The PM’s July speech launching the new strategic documents presents an alarming picture of the state of our immediate region, on which he says the Government will focus.
However, he goes on to endorse our alliance with the US, which he describes as “ever-closer” and “the foundation of our defence policy”. He wants us to be a “better and more effective ally” of the US. There’s nothing in the speech to indicate that there’s been any sustained examination of the regional situation from a non-military standpoint.
The PM’s speech to ADFA on July 1, launching the 2020 Defence Strategic Update and the 2024 Structure Plan, contains some contradictions. Importantly, it asserts that the Update represents “a significant pivot” from the objectives outlined in the 2016 Defence White Paper (the only obvious change is the omission of “operations in support of the rules-based global order”), to “focus on our immediate region”.
But later in the speech, he says that “We remain prepared to make military contributions outside of our immediate region, where it is in our national interests to do so, including in support of US-led coalitions”.
Later in the same section, he is fulsome about our relationship with the US, which of course many countries now fear is an unreliable ally.
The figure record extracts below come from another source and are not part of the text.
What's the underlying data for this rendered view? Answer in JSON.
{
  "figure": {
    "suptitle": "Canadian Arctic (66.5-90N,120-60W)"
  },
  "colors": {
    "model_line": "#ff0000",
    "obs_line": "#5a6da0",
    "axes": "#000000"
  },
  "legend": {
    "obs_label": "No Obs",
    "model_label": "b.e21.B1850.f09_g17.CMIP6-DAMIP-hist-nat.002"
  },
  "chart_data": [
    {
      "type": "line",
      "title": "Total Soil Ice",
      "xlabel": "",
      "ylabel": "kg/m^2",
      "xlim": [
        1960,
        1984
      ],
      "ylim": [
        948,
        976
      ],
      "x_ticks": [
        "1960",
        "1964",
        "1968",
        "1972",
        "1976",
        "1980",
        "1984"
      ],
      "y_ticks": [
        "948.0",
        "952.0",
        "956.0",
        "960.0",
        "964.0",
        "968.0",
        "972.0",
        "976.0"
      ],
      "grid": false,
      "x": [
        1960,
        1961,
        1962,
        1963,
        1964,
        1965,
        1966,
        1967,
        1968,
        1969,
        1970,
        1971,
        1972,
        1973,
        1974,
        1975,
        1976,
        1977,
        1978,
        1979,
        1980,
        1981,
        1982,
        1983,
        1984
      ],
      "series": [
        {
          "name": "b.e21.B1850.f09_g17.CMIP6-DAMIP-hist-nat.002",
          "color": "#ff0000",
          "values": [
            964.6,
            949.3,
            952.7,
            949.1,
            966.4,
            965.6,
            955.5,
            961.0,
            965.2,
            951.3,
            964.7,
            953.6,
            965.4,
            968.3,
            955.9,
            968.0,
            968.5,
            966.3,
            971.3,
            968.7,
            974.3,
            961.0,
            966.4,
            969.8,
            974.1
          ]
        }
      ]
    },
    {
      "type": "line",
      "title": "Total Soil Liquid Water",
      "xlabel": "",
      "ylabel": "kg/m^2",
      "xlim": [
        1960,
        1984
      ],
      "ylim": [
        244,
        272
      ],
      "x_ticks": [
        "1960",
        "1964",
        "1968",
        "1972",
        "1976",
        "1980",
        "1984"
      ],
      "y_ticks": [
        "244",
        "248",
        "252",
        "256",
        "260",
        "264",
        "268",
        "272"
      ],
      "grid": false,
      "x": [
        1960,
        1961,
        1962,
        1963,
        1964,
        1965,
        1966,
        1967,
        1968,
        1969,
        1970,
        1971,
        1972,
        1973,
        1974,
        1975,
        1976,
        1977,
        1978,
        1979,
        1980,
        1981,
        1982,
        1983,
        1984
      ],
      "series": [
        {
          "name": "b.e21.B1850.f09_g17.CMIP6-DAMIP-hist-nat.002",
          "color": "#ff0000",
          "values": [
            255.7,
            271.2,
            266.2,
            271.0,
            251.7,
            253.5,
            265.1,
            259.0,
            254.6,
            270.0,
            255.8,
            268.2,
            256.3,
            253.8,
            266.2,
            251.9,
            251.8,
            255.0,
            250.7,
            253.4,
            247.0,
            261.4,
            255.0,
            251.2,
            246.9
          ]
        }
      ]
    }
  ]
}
He refers to our “ever-closer alliance with the US, which is the foundation of our defence policy. The security assurances and intelligence-sharing and technological and industrial cooperation we enjoy with the United States are and will remain, critical to our national security. They are enduring. But if we are to be a better and more effective ally we must be prepared to invest in our own security”.
Earlier in the speech the PM notes that “Relations between China and the US are fractious at best, as they compete for political, economic and technological supremacy”. The next day the Defence Minister, Linda Reynolds, made it clear what the Government thinks of that competition when she said that “some of China’s actions have deeply unsettled the region. They have not positively contributed to Australia’s – or the region’s – security and stability. Australia is far from alone in being troubled by this”.
So is the PM holding out the prospect of Australia, as a loyal ally, becoming enlisted in a US-led coalition against China, our largest trading partner? Surely that is the last thing that Australians want.
The speeches by the PM and Defence Minister, on successive days, contain a great deal of interest, too much to respond to in one article. Costs, and the extent of new money involved in the announced programs, are one example. The availability of skilled personnel for the programs is another. Sam Roggeveen has dealt with the dangers in the planned examination of acquiring long-range strike weapons in articles in Lowy’s “Interpreter” and the SMH (3 July). Another issue is the way in which the need to acquire longer-range missiles for the Hornets glosses over the reason for this, namely the not-real-world time-lags accepted for the extraordinarily expensive programs to acquire the new submarines and F35 aircraft.
And finally, as various commentators have pointed out, there’s no mention of a foreign policy examination of what might be done to cope using non-military means with an Indo-Pacific in which, to quote the PM again, “the institutions of patterns of cooperation that have benefited our prosperity and security for decades, are now under increasing—and almost irreversible—strain”. Shouldn’t this have preceded, not followed, all this defence-oriented positioning and action—that is if it happens at all?